Before my first writing conference I read the biographies of all the speakers. One question asked of each one was “Which classic novel is on your want to read list?” There were a number of different answers, and with one exception I had read them all. Before that time, if asked, “Does writing well depend on being well-read?” I would answer with a confident “It definitely helps.” But, I’m not sure of that anymore. Over the years the question growing in the back of my mind is “Does being well-read actually hamper a writer’s ability to publish popular books, today?”

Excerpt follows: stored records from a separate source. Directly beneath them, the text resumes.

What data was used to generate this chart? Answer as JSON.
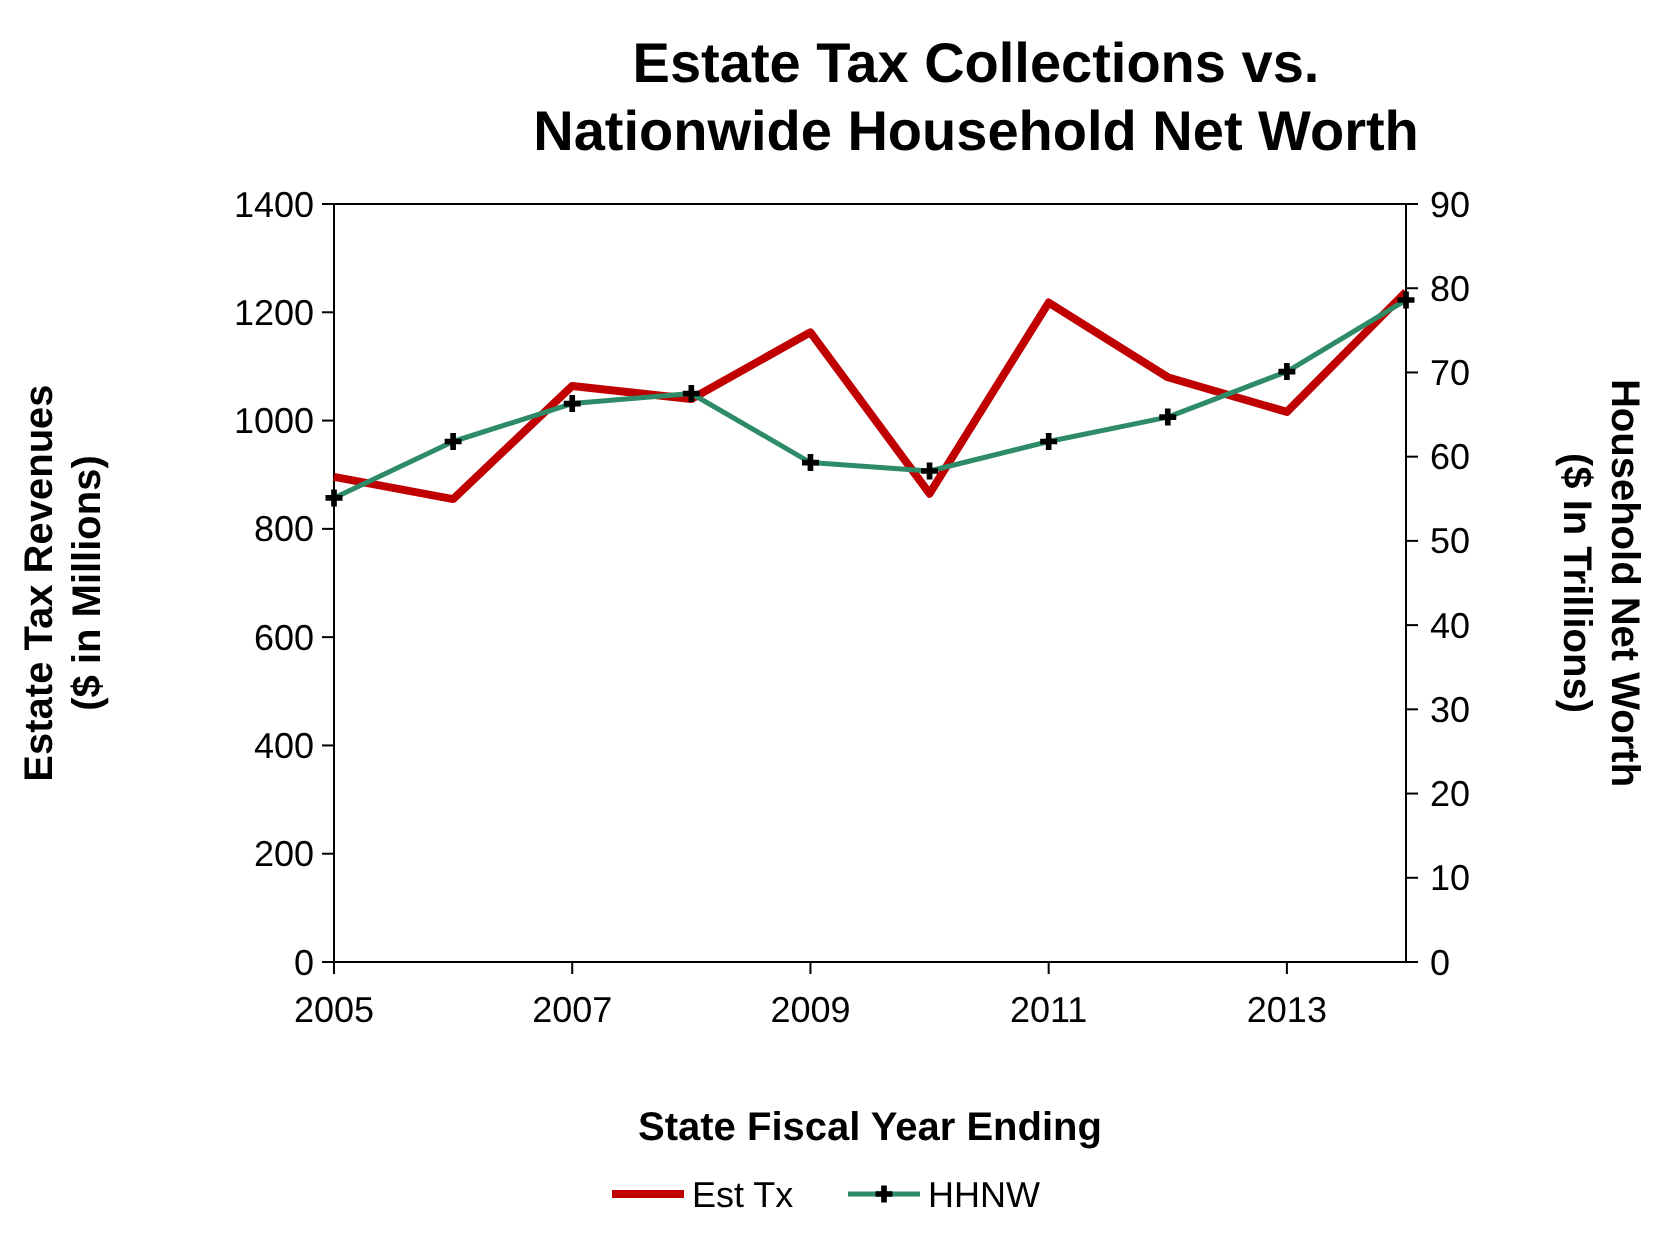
{
  "chart_data": {
    "type": "line",
    "title": "Estate Tax Collections vs.\nNationwide Household Net Worth",
    "xlabel": "State Fiscal Year Ending",
    "ylabel": "Estate Tax Revenues\n($ in Millions)",
    "y2label": "Household Net Worth\n($ In Trillions)",
    "x": [
      2005,
      2006,
      2007,
      2008,
      2009,
      2010,
      2011,
      2012,
      2013,
      2014
    ],
    "xlim": [
      2005,
      2014
    ],
    "xticks": [
      2005,
      2007,
      2009,
      2011,
      2013
    ],
    "ylim": [
      0,
      1400
    ],
    "yticks": [
      0,
      200,
      400,
      600,
      800,
      1000,
      1200,
      1400
    ],
    "y2lim": [
      0,
      90
    ],
    "y2ticks": [
      0,
      10,
      20,
      30,
      40,
      50,
      60,
      70,
      80,
      90
    ],
    "series": [
      {
        "name": "Est Tx",
        "color": "#c00000",
        "marker": "none",
        "values": [
          896,
          855,
          1064,
          1040,
          1163,
          865,
          1218,
          1080,
          1016,
          1238
        ]
      },
      {
        "name": "HHNW",
        "color": "#2e8b67",
        "marker": "cross",
        "axis": "y2",
        "values": [
          55.1,
          61.8,
          66.3,
          67.5,
          59.3,
          58.3,
          61.8,
          64.7,
          70.1,
          78.6
        ]
      }
    ],
    "legend": "bottom",
    "grid": false
  }
}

At that same conference, I sat across the table from an editor who described seeking a new kind of book, “dark” adventure and fantasy works. The keynote speaker stood up and inquired if any of us had the experience of reading the work of an author and wanting to write like that. Softly I blurted out, “That would be The Idiot,  the first book I read by Dostoevsky. The editor snapped “Nobody writes like that anymore.” Perhaps not, there is not a lot of concern about the soul of man in much current writing. However, The Idiot introduced a naïve Prince Myshkin into a corrupt society that was pretty dark. One man was dangerously obsessed with the love of a woman, and that woman was growing merciless to the man who had abused her. Perhaps a modern version of these struggles might have been exactly what the editor was looking for. But then, Dostoevsky wrote classics, not current best sellers.

Knowledge of classic authors from past centuries is not necessary to be well-read today. It doesn’t matter if their works have survived the test of time. Authors can copy ideas from them without too much concern about people recognizing the content, because nobody writes like them, or evidently reads them, anymore.